Era de se presumir que o povo que exige a demissão de alguém que fez uma piada ofensiva estivesse mais alinhado com o sistema de justiça baseado em ressocialização. Pune, mas pune com um objetivo: recuperar a pessoa para voltar para a sociedade. Agora, alguém aqui acha que as pessoas que foram pedir a demissão dele para seu empregador estão interessadas em influenciar positivamente o pensamento do bandido da vez?

Não, na verdade é para desencorajar outros de fazerem a mesma coisa. E eu não estou pulando em conclusões, é o que sai da boca e dos perfis da imensa maioria dos defensores da prática de “cancelamento”. É para dissuadir outras pessoas. Nesse caso, para dizer que “feminicídio não é piada”. É para dizer que esse comportamento não pode mais acontecer, e se você fizer, vai ser punido com a perda do emprego. O punido da vez é o exemplo para os outros. Viu como esse sofreu? Não faça essa piada se não quiser sofrer o mesmo!

Peraí… onde é que tem um argumento bem parecido com esse? Ah, já sei, na pena de morte! Se o bandido potencial vir que outro bandido morreu depois de cometer um crime, segundo os defensores da pena de morte, ele não vai mais querer cometer o crime. A punição tem que ser dura e inescapável, porque só assim vai passar a mensagem desejada. Claro, os países que aplicam pena de morte não têm índices de criminalidade menores que os equivalentes que apostam em ressocialização, mas os defensores da pena de morte quase sempre estão pouco se lixando para diminuir a criminalidade, querem mesmo é eliminar o bandido da existência. Querem ver alguém sofrendo por fazer algo errado.

Curiosamente, não só o número de piadas não diminuiu desde que se começou com essa mania de cancelamento, como muita gente decidiu levar a sério os discursos ditos como proibidos. Cada cancelado é uma pessoa que vai se ressentir para sempre dos mais liberais pelo linchamento, ou um novo membro do grupo dos conservadores, que vão imediatamente oferecer apoio na hora mais difícil dessa pessoa.

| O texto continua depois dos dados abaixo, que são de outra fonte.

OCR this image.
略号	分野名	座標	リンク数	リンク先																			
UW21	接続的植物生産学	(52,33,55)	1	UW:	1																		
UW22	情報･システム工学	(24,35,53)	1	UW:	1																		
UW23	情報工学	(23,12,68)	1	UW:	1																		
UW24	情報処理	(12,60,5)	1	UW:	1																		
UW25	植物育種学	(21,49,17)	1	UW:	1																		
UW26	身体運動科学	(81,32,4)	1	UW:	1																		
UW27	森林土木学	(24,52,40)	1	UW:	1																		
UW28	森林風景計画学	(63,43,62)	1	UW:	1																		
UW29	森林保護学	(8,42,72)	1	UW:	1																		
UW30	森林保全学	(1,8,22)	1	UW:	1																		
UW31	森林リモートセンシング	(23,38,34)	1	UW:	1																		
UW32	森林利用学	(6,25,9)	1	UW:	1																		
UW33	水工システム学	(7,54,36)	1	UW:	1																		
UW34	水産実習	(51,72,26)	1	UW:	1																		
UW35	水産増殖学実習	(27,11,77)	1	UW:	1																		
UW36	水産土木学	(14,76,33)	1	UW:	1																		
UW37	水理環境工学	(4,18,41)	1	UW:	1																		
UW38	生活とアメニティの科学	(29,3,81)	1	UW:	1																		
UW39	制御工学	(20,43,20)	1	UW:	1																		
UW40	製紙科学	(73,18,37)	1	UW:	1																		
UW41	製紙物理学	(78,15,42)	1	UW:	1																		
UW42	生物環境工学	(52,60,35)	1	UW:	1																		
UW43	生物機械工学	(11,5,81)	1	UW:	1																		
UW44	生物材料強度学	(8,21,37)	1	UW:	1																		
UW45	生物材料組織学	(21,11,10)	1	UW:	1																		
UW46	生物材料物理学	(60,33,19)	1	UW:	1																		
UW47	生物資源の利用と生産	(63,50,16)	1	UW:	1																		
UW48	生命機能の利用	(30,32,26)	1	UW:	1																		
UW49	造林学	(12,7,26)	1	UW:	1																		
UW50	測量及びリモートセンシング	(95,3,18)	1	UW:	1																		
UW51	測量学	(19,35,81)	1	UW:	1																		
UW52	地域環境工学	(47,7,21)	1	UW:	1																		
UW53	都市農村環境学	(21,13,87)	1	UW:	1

Pena de morte não diminui criminalidade, só deixa os bandidos mais dispostos a matar para não deixar testemunhas. Cancelamento não diminui “pensamentos errados”, só os esconde ou pior, os torna mais resilientes por causa do apoio de pessoas que pensam parecido. Radicalização nunca melhorou esse mundo, e nunca vai melhorar. Radicalização gera radicalização.

Claro que você pode achar a fantasia horrível e querer que a pessoa sofra muito por causa disso, mas por favor, pare de se dizer liberal porque está fingindo que se importa com as mulheres. Você quer ver punição porque isso te faz bem de alguma forma, está pouco se lixando se a pessoa vai melhorar ou não, quer ver ela caída e seguir seu caminho. Direito seu se estiver dentro dos limites legais, mas quando um bolsominion vier dizendo que tem que matar bandido, é bom você ficar quietinho, porque a sua lógica é a mesma dele.

Custa caro ter um alinhamento ideológico, nem sempre você vai pensar ou fazer só o que te parece mais agradável instintivamente. Se não quiser ter um, sinta-se livre, mas por favor, pare de inventar novos para se adequar à sua conveniência. Esquerda, direita, conservadorismo e liberalismo praticamente não têm mais significado na sociedade atual… e isso é a receita da confusão que vivemos atualmente.